Last March 6, a direct descendant of Sequoyah, the mayor of Tahlequah and the principal chief of the Cherokee Nation were among those who came together to honor an important exchange that took place 100 years ago.
In 1909, the Oklahoma legislature purchased the 1889 Female Seminary and surrounding land from the Cherokee Nation. The Founder’s Day celebration in March was just one of many instances to come in which the Nation hopes to work with its capital city of Tahlequah to ensure the local history is shared.
Principal Chief Chad Smith began forging this partnership with Tahlequah two years ago, at an August conference announcing the Nation’s formation of a Cultural Tourism Department. “We can’t make this happen by ourselves. We need your help. It’s simple, the Cherokee Nation wants to tell its story. Our self interest is to develop a partnership with you to tell our story.”
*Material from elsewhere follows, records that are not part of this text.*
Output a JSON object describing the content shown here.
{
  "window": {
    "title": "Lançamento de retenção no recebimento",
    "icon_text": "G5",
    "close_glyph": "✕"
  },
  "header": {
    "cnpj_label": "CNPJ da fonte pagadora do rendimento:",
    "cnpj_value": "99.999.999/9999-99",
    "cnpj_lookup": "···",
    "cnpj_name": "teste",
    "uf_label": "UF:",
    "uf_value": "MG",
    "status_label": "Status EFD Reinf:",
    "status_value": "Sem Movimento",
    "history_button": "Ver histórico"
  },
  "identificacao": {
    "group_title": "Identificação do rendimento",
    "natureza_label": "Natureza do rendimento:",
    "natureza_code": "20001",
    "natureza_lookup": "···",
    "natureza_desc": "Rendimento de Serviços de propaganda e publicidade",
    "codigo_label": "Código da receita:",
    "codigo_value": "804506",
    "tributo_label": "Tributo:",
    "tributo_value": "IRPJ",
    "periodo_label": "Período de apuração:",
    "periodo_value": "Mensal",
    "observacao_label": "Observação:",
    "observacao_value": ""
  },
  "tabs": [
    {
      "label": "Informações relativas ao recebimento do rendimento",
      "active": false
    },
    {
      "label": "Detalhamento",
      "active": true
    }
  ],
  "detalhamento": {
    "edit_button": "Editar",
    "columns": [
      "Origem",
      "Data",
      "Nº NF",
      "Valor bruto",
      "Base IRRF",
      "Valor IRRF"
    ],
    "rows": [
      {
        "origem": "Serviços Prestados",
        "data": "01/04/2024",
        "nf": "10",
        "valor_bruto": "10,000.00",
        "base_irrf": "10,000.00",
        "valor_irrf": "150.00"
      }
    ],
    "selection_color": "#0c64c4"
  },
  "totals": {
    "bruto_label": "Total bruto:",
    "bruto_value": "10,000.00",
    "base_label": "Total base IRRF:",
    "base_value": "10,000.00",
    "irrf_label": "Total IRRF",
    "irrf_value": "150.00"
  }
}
On hand to cover the conference was the Cherokee Phoenix, the first American Indian newspaper, printed since 1828, and created as a direct result of Sequoyah inventing the Cherokee alphabet seven years earlier.
For the paper, staff writer Will Chavez interviewed Beth Herrington, who serves on the Tahlequah Historic Preservation Advisory Board. She told him that the THPAB was looking forward to partnering up with the Nation.
Herrington is certainly a good ally for the Cherokee Nation. She offers up tours of the city’s historic sites, such as the 1854 home of a Cherokee merchant, on INTV’s Historical Tahlequah. When it came to writing the entry on Tahlequah for the Encyclopedia of Oklahoma History & Culture, the Oklahoma Historical Society turned to her.
Of all its efforts to bring its tribal history to light, the Cherokee Nation put its best foot forward by spreading its philosophy to the citizens and officials of Tahlequah. Gadugi—working together for the benefit of all—is alive and well in the Cherokee Nation (population 270,000) and its capital city of Tahlequah (population 16,600). Included here are some of their numerous treasures.
Favorite Local Cuisine: Tommy Lee Jones and Wes Studi are among the actors who have eaten at Echota House; try its buffalo filet mignon and cowboy caviar.
Best Art Galleries of the West: Murv Jacob’s Studio, and the gallery and art shows at Cherokee Heritage Center.
Best Bookstore of the West: The Riverhawk Shoppe at Northeastern State University. The campus is also home to the 1889 Cherokee Female Seminary.
Historic site schoolchildren visit: The George M. Murrell Home, built by the merchant in Park Hill in 1854 after he and his family were forcibly relocated during the Cherokee Trail of Tears era of 1838-39.
Do-Not-Miss Attraction: The Thompson House, built in 1882 by a local merchant for his son, Dr. Joseph M. Thompson, who served as the health officer for the Cherokees.
Old West Attractions: Living history exhibits and archives at the Cherokee Heritage Center, and the Tahlequah Round Up rodeos held in May through September at the Cherokee County Fairgrounds.
What to do in March? Attend eagle watches and loon tours at Tenkiller State Park and the nearby Western Hills Guest Ranch nature center.
Local History Event: The 1860 Lawn Social, held every June at the Murrell home, features period re-enactors, games, music and craft demonstrations.
Popular Local Radio Personalities: Husband and wife Shane & Cindy Lea, whose morning show airs on 102.1 FM.
Avg. House Cost: $71,600.
Avg. Temperature: In the summer, 90 to 66; in the wint2011-06-26er, 55 to 32.
Best Time of Year: Spring, with its blooming Redbud and Dogwood trees.
Preservation Projects: Cherokee Nation Entertainment continues its preservation efforts on the Supreme Court building and the Cherokee National Prison. This past December, the Cherokee Capitol received a $150,000 grant from Save America’s Treasures to assist in the repair of the roof and foundation, and to help install a drainage system.